Their faces were identical, identically featured, unmirrored images of each other. Their laughter, cadenced and musical, might have been a tape recording, played at once on two machines.
Yet though dressed alike, in black trousers, white blouses, and black jackets, they were readily distinguishable. The hair of one had been bleached a shining white; the hair of the other had been dyed a jetty black.
They turned their heads and hurried on. Their jackets bore insignia—an hour glass with wings. And beneath the hourglass, ticked out in chrome studs, the legend TEMPUS FUGIT.
The two women—they must have been twins—hurried on and disappeared around a corner. I continued straight on toward home. I reached my own stoop and paused. I looked up at my own darkened windows. I decided not to go in, after all. I was too keyed up, too full of my project. It seemed to me that I had been, before Marta, a mere automaton of a man, without purpose and without drive.

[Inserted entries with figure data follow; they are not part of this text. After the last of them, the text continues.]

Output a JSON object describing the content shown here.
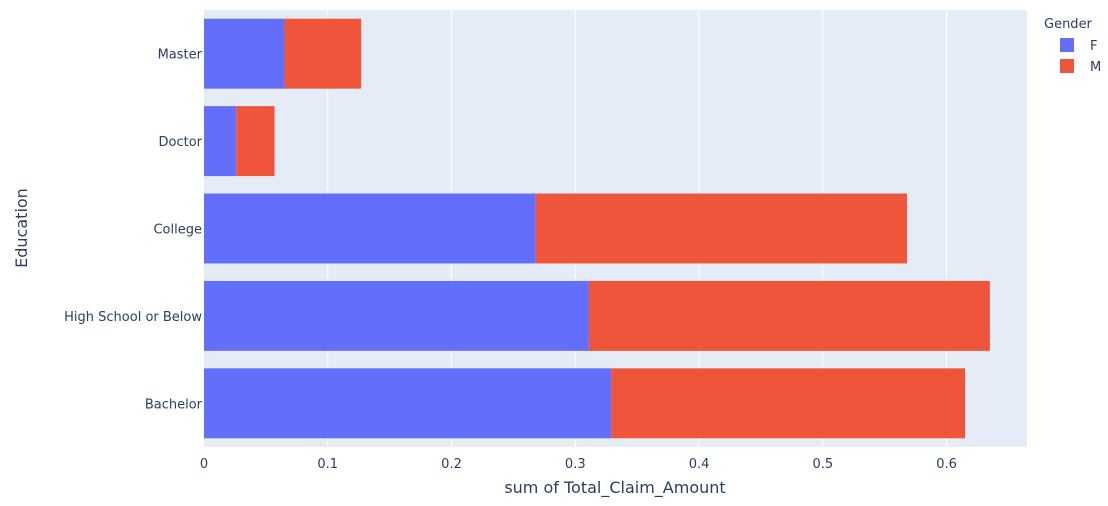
{
  "chart_data": {
    "type": "bar",
    "orientation": "horizontal",
    "barmode": "stack",
    "categories": [
      "Bachelor",
      "High School or Below",
      "College",
      "Doctor",
      "Master"
    ],
    "series": [
      {
        "name": "F",
        "color": "#636efa",
        "values": [
          0.329,
          0.311,
          0.268,
          0.026,
          0.065
        ]
      },
      {
        "name": "M",
        "color": "#ef553b",
        "values": [
          0.286,
          0.324,
          0.3,
          0.031,
          0.062
        ]
      }
    ],
    "xlabel": "sum of Total_Claim_Amount",
    "ylabel": "Education",
    "xlim": [
      0,
      0.665
    ],
    "xticks": [
      0,
      0.1,
      0.2,
      0.3,
      0.4,
      0.5,
      0.6
    ],
    "xtick_labels": [
      "0",
      "0.1",
      "0.2",
      "0.3",
      "0.4",
      "0.5",
      "0.6"
    ],
    "grid": true,
    "plot_background": "#e5ecf6",
    "legend": {
      "title": "Gender",
      "placement": "top-right"
    }
  }
}
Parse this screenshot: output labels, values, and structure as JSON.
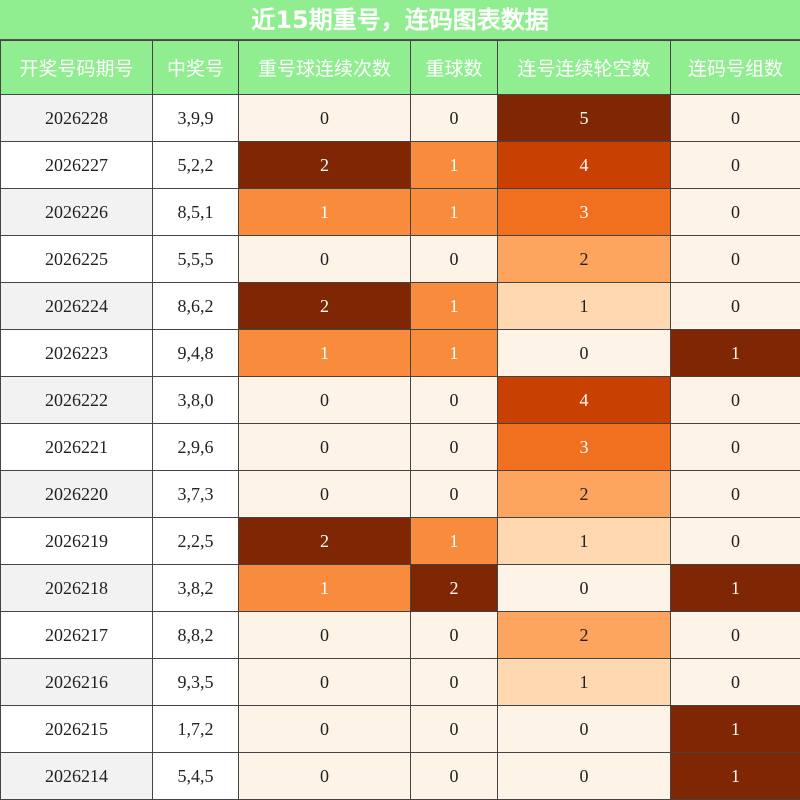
{
  "title": "近15期重号，连码图表数据",
  "table": {
    "headers": [
      "开奖号码期号",
      "中奖号",
      "重号球连续次数",
      "重球数",
      "连号连续轮空数",
      "连码号组数"
    ],
    "rows": [
      [
        "2026228",
        "3,9,9",
        0,
        0,
        5,
        0
      ],
      [
        "2026227",
        "5,2,2",
        2,
        1,
        4,
        0
      ],
      [
        "2026226",
        "8,5,1",
        1,
        1,
        3,
        0
      ],
      [
        "2026225",
        "5,5,5",
        0,
        0,
        2,
        0
      ],
      [
        "2026224",
        "8,6,2",
        2,
        1,
        1,
        0
      ],
      [
        "2026223",
        "9,4,8",
        1,
        1,
        0,
        1
      ],
      [
        "2026222",
        "3,8,0",
        0,
        0,
        4,
        0
      ],
      [
        "2026221",
        "2,9,6",
        0,
        0,
        3,
        0
      ],
      [
        "2026220",
        "3,7,3",
        0,
        0,
        2,
        0
      ],
      [
        "2026219",
        "2,2,5",
        2,
        1,
        1,
        0
      ],
      [
        "2026218",
        "3,8,2",
        1,
        2,
        0,
        1
      ],
      [
        "2026217",
        "8,8,2",
        0,
        0,
        2,
        0
      ],
      [
        "2026216",
        "9,3,5",
        0,
        0,
        1,
        0
      ],
      [
        "2026215",
        "1,7,2",
        0,
        0,
        0,
        1
      ],
      [
        "2026214",
        "5,4,5",
        0,
        0,
        0,
        1
      ]
    ]
  }
}
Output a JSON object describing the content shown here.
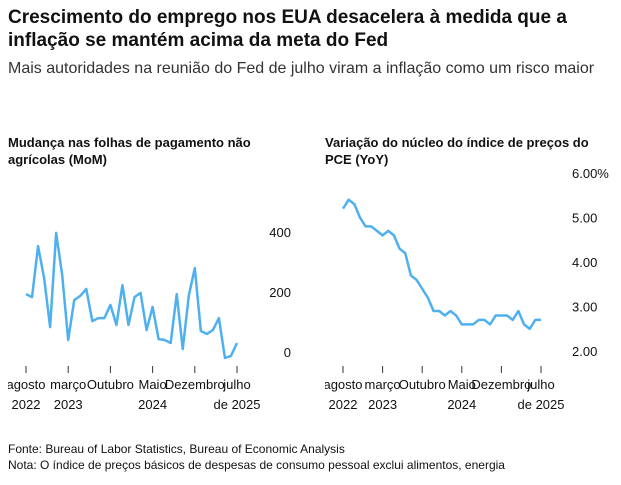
{
  "title": "Crescimento do emprego nos EUA desacelera à medida que a inflação se mantém acima da meta do Fed",
  "subtitle": "Mais autoridades na reunião do Fed de julho viram a inflação como um risco maior",
  "source": "Fonte: Bureau of Labor Statistics, Bureau of Economic Analysis",
  "note": "Nota: O índice de preços básicos de despesas de consumo pessoal exclui alimentos, energia",
  "chart_data": [
    {
      "type": "line",
      "title": "Mudança nas folhas de pagamento não agrícolas (MoM)",
      "x": [
        "2022-08",
        "2022-09",
        "2022-10",
        "2022-11",
        "2022-12",
        "2023-01",
        "2023-02",
        "2023-03",
        "2023-04",
        "2023-05",
        "2023-06",
        "2023-07",
        "2023-08",
        "2023-09",
        "2023-10",
        "2023-11",
        "2023-12",
        "2024-01",
        "2024-02",
        "2024-03",
        "2024-04",
        "2024-05",
        "2024-06",
        "2024-07",
        "2024-08",
        "2024-09",
        "2024-10",
        "2024-11",
        "2024-12",
        "2025-01",
        "2025-02",
        "2025-03",
        "2025-04",
        "2025-05",
        "2025-06",
        "2025-07"
      ],
      "values": [
        193,
        183,
        353,
        247,
        83,
        397,
        257,
        40,
        173,
        187,
        210,
        103,
        113,
        113,
        157,
        90,
        223,
        90,
        183,
        197,
        73,
        150,
        43,
        40,
        30,
        193,
        10,
        187,
        280,
        70,
        60,
        73,
        113,
        -20,
        -13,
        30
      ],
      "color": "#4fb0f0",
      "ylim": [
        -30,
        600
      ],
      "yticks": [
        0,
        200,
        400
      ],
      "xticks": [
        {
          "value": "2022-08",
          "label": [
            "agosto",
            "2022"
          ]
        },
        {
          "value": "2023-03",
          "label": [
            "março",
            "2023"
          ]
        },
        {
          "value": "2023-10",
          "label": [
            "Outubro"
          ]
        },
        {
          "value": "2024-05",
          "label": [
            "Maio",
            "2024"
          ]
        },
        {
          "value": "2024-12",
          "label": [
            "Dezembro"
          ]
        },
        {
          "value": "2025-07",
          "label": [
            "julho",
            "de 2025"
          ]
        }
      ]
    },
    {
      "type": "line",
      "title": "Variação do núcleo do índice de preços do PCE (YoY)",
      "x": [
        "2022-08",
        "2022-09",
        "2022-10",
        "2022-11",
        "2022-12",
        "2023-01",
        "2023-02",
        "2023-03",
        "2023-04",
        "2023-05",
        "2023-06",
        "2023-07",
        "2023-08",
        "2023-09",
        "2023-10",
        "2023-11",
        "2023-12",
        "2024-01",
        "2024-02",
        "2024-03",
        "2024-04",
        "2024-05",
        "2024-06",
        "2024-07",
        "2024-08",
        "2024-09",
        "2024-10",
        "2024-11",
        "2024-12",
        "2025-01",
        "2025-02",
        "2025-03",
        "2025-04",
        "2025-05",
        "2025-06",
        "2025-07"
      ],
      "values": [
        5.2,
        5.4,
        5.3,
        5.0,
        4.8,
        4.8,
        4.7,
        4.6,
        4.7,
        4.6,
        4.3,
        4.2,
        3.7,
        3.6,
        3.4,
        3.2,
        2.9,
        2.9,
        2.8,
        2.9,
        2.8,
        2.6,
        2.6,
        2.6,
        2.7,
        2.7,
        2.6,
        2.8,
        2.8,
        2.8,
        2.7,
        2.9,
        2.6,
        2.5,
        2.7,
        2.7
      ],
      "color": "#4fb0f0",
      "ylim": [
        1.8,
        6.0
      ],
      "yticks": [
        {
          "value": 6,
          "label": "6.00%"
        },
        {
          "value": 5,
          "label": "5.00"
        },
        {
          "value": 4,
          "label": "4.00"
        },
        {
          "value": 3,
          "label": "3.00"
        },
        {
          "value": 2,
          "label": "2.00"
        }
      ],
      "xticks": [
        {
          "value": "2022-08",
          "label": [
            "agosto",
            "2022"
          ]
        },
        {
          "value": "2023-03",
          "label": [
            "março",
            "2023"
          ]
        },
        {
          "value": "2023-10",
          "label": [
            "Outubro"
          ]
        },
        {
          "value": "2024-05",
          "label": [
            "Maio",
            "2024"
          ]
        },
        {
          "value": "2024-12",
          "label": [
            "Dezembro"
          ]
        },
        {
          "value": "2025-07",
          "label": [
            "julho",
            "de 2025"
          ]
        }
      ]
    }
  ]
}
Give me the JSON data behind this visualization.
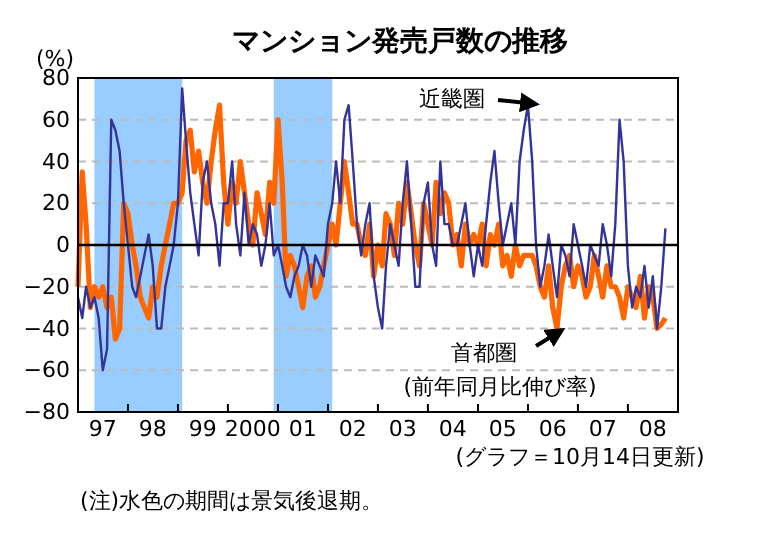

Now I had a mission, a reason for even the smallest motions of my existence. Everything I did from this moment on, every raising of my foot, every lowering of my fingers upon a table, would be fraught with significance.
I could retrace my steps to Number NINETY-FOUR and investigate which apartment was Marta’s. I knew she lived alone. Who could rest, knowing of her presence in an adjoining room? Or I could go on, past my own building, back toward the Baltyk Kitchen.